The twins’ father, Michele, is a noted instrument maker in Monza, a city just north of Milano. Growing up, Adriano and Caterina had the opportunity to play instruments built by their father as well as others he had collected or bought elsewhere. Adriana and Caterina attended music academies in Monza and neighboring Villasanta, then went to the Conservatorio di Milano where Adriano learned clarinet and Caterina learned flute. Both also played harp and a bowed psaltery, which is a triangular-shaped, stringed instrument that probably originated in the Middle East. In fact, during their performance at Casa Italiana, Caterina played a bowed psaltery made by her father. She had carried the instrument over on the plane.

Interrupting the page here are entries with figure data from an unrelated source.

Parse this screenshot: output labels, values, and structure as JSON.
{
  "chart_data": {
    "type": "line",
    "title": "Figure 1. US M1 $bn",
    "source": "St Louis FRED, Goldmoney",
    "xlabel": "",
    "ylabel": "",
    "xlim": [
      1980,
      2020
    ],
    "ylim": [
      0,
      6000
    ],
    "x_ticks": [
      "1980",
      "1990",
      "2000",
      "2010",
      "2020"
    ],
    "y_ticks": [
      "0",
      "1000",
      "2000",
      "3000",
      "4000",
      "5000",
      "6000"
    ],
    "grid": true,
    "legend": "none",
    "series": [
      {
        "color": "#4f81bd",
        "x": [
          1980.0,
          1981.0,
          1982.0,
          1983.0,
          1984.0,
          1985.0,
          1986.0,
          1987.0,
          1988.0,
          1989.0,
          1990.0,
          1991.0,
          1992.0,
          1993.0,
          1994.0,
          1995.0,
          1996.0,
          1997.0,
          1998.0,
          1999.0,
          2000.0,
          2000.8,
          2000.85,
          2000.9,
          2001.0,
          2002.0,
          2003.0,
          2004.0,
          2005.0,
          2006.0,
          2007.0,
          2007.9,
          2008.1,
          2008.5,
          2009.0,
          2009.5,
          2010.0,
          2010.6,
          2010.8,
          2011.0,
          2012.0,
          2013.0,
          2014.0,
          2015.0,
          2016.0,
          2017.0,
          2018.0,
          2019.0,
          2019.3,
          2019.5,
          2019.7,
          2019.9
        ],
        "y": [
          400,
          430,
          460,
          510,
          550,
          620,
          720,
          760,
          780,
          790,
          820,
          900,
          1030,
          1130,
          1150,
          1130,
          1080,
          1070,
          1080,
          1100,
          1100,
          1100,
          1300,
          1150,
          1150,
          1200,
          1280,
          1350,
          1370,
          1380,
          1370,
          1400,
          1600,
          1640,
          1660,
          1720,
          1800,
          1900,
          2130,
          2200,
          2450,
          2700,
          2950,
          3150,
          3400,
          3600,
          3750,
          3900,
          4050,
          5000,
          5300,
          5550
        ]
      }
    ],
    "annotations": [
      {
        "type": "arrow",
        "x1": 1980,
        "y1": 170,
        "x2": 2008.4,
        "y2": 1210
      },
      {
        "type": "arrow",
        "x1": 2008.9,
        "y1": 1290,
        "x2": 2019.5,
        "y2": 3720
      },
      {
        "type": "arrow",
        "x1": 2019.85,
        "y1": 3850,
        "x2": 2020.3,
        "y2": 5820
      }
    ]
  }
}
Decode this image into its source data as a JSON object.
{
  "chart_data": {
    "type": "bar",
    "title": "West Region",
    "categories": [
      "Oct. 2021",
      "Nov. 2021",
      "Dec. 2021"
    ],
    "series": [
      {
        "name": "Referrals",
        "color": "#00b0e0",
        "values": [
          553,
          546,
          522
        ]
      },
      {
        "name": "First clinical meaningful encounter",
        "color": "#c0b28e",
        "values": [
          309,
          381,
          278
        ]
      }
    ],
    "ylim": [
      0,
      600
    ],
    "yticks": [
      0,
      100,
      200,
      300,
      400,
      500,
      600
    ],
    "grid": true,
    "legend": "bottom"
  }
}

Jacopo studied at the Conservatorio G. Cantelli in Novara. He began studying classical guitar and then became interested in instruments, such as the mandolin, bandurria, bouzouki, and oud.
Last year, the group began “Grand Tour Vol. 1,” marking the first installment of a two-part project paying tribute to traditional Italian music with fresh renditions of folk songs from each of the 20 regions of Italy. This project gave rise to the concert “Le Grand Tour — Songs and Enchantments from the Alps to the Mediterranean Sea.”
During their performance, the group played songs from Lombardia and Liguria to Sicily and Sardegna, including “Mare Maje” (Abruzzesse), “Canto delle lavandaie del Venero” (Neapolitan), “Si maritau Rosa” (Sicilian), and “Procurade è moderare” (Sardinian). The group also mixed in a couple of their original compositions which were well received by the enthusiastic audience.
Their songs basically aim to combine Italian folk melodies with a modern international flair, in pursuit of the continuity and innovation of Italian folk music, drawing from the traditions of other European countries and regions, particularly Irish, French, Breton, and Scottish music.
Adriano was recently quoted as telling an interviewer: “When you create a tune or a song, you prepare yourself to be the center of a universe full of feelings, words, and beauty. That magic force will be shared by the listeners and by any other person who wants to live and discover your soul. That is pure magic, is it not?”
Yes, it is. And they definitely shared the magic with us!